Squadron Leader Howard Barnsby RAAF: BAD? It can't be done, not from the air, anyway! Commodore Jensen: You're quite sure of that, Squadron Leader? This is important. Squadron Leader Howard Barnsby RAAF: So's my life! To me, anyway, and the lives of these jokers here, and the eighteen men we lost tonight!
Mallory: Hold it. Mallory: We are going to leave Major Franklin behind. He is a wounded officer, I expect him to get proper medical attention. Muesel: We don't make war on wounded men. We aren't all like Hauptmann Sessler. Mallory: Now where's the camp radio station? Muesel: I will not tell you. Muesel: You wouldn't hesitate to kill me for any number of reasons, but not this one. In any event I will not tell you.
Col. Andrea Stavros: There is of course a third choice. One bullet now. Better for him, better for us. You take that man along,you endanger us all. Corporal Miller: Why don't we just drop him off the cliff and save a bullet? Capt. Keith Mallory: And why don't you shut up? Yes, there's a third choice. We'll make it if necessary, when it's necessary, and not before.
Capt. Keith Mallory: They told us Pappadimos was a man Maria Pappadimos: My father. He was taken two days ago. Col. Andrea Stavros: He was taken? Maria Pappadimos: He told them nothing. He will die first.
Major Franklin: No, I'm stupid sometimes. Even when I was a kid, I always took it for granted people wanted to play the games I like, and I'd be furious when they didn't. Capt. Keith Mallory: Well, now they have to, so why worry?
Mallory: Surprised? Col. Andrea Stavros: I did not think I would see you again so soon. Mallory: Did you think you'd have to come looking for me? Col. Andrea Stavros: When the time came, I would find you.

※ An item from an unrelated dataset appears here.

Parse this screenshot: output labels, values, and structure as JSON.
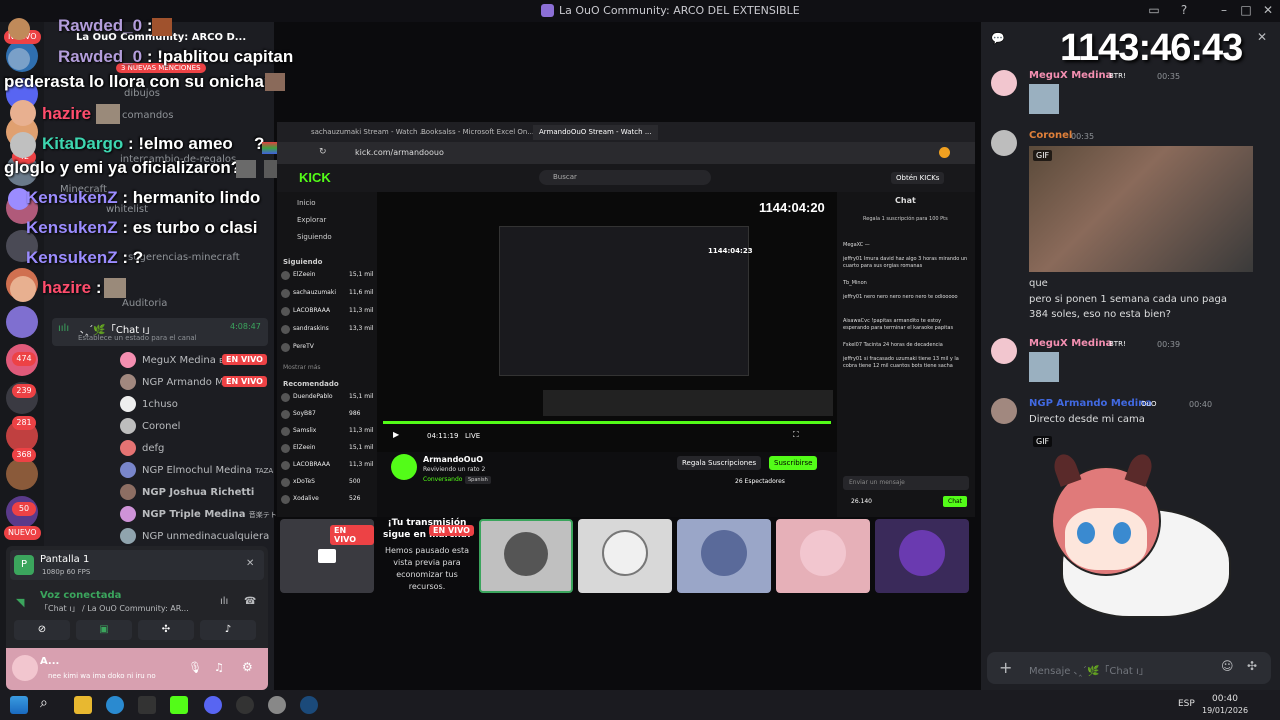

Commodore Jensen: Of course, he himself is ideal for the job. He's highly experienced and extremely capable - don't blush, Roy - and most of all, he's lucky. Aren't you lucky, Roy? Major Franklin: If you say so, sir. Commodore Jensen: I do, I do indeed. Wasn't it Napoleon who said, when somebody was up for promotion to general, "yes, yes, I know he's brilliant, but is he lucky?" The Emperor knew the value of luck, and our Roy seems to have it. Major Franklin: Then make me a general, sir. Commodore Jensen: Patience, my dear boy, patience.
Capt. Keith Mallory: And what about the two thousand men on Kheros? Corporal Miller: I don't know the man on Kheros! But I do know the man on Navarone! Col. Andrea Stavros: Mr. Miller, the man was finished when he fell. Corporal Miller: That's easy for you to say, sitting there, drinking coffee.
CPO 'Butcher' Brown: I'm tired and I'm fed up. I've been fighting this war a long time. I've been killing Germans since 1937. There's no end to them. Shoot a man at 200 yards, he's just a target. You kill him with a knife...... you're close enough to smell him. I smell them in my sleep. After the last time, I made a pact with myself: I'd do my job. But I wouldn't do the other anymore. Not if I could help it. Capt. Keith Mallory: And who gave you the right to make a private peace? You think you're the only one who's tired?